Australian radio broadcaster

Barbara Morison is an Australian radio broadcaster based in Sydney Community Radio station 2SER FM. She specialises in Country Music, and has interviewed Willie Nelson, Kris Kristofferson, Johnny Cash, Waylon Jennings, Keith Urban, Troy Cassar-Daley and Lonnie Lee among many others.

==Work==
The host of All Kinds of Country on since 1981, she was one of the inaugural broadcasters inducted into the Australian Country Music Broadcasters Hall Of Fame in 1997, awarded the Australian Bush Balladeer Association Achievement Award for services to Australian Country Music in 2013 and the Country Music Association of Australia award for Legacy Industry in 2024.

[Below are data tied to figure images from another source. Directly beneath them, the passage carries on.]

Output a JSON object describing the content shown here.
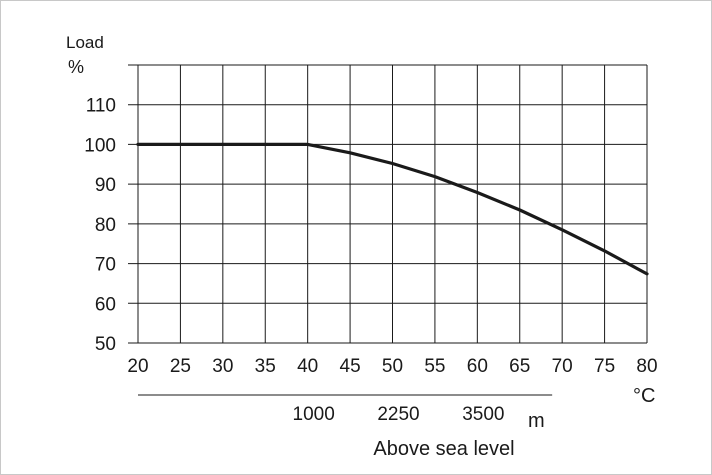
{
  "chart_data": {
    "type": "line",
    "ylabel": "Load",
    "yunit": "%",
    "xunit": "°C",
    "xlim": [
      20,
      80
    ],
    "ylim": [
      50,
      120
    ],
    "xticks": [
      20,
      25,
      30,
      35,
      40,
      45,
      50,
      55,
      60,
      65,
      70,
      75,
      80
    ],
    "yticks": [
      50,
      60,
      70,
      80,
      90,
      100,
      110
    ],
    "grid": true,
    "series": [
      {
        "x": [
          20,
          40,
          45,
          50,
          55,
          60,
          65,
          70,
          75,
          80
        ],
        "y": [
          100,
          100,
          97.9,
          95.2,
          91.9,
          87.9,
          83.5,
          78.5,
          73.2,
          67.4
        ]
      }
    ],
    "altitude_axis": {
      "unit": "m",
      "label": "Above sea level",
      "ticks": [
        {
          "x": 40,
          "label": "1000"
        },
        {
          "x": 50,
          "label": "2250"
        },
        {
          "x": 60,
          "label": "3500"
        }
      ]
    },
    "colors": {
      "line": "#1a1a1a",
      "grid": "#1a1a1a"
    }
  }
}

Morison began broadcasting as a school girl with her mother Irene Morison and later with her faithful dog Diesel, and has been a vital connection for audiences and industry to find each other and build the Australian country music scene locally. She has also championed the best of international country music for Australian audiences. She has also regularly reported on the Tamworth Country Music Festival.

==Irene Morison==
Barbara's mother Irene Morison was also a champion of Australian Country music, privately fundraising in 1991 to have a bust of Buddy Williams produced for the Pioneer's Parader in Tamworth. The bust was the first of a collection that is now a drawcard for the Tamworth Country Music Festival, and has since been followed by busts for Tex Morton, Gordon Parsons, Stan Coster, Shirley Thoms, Reg Lindsay, Jimmy Little, Chad Morgan and others.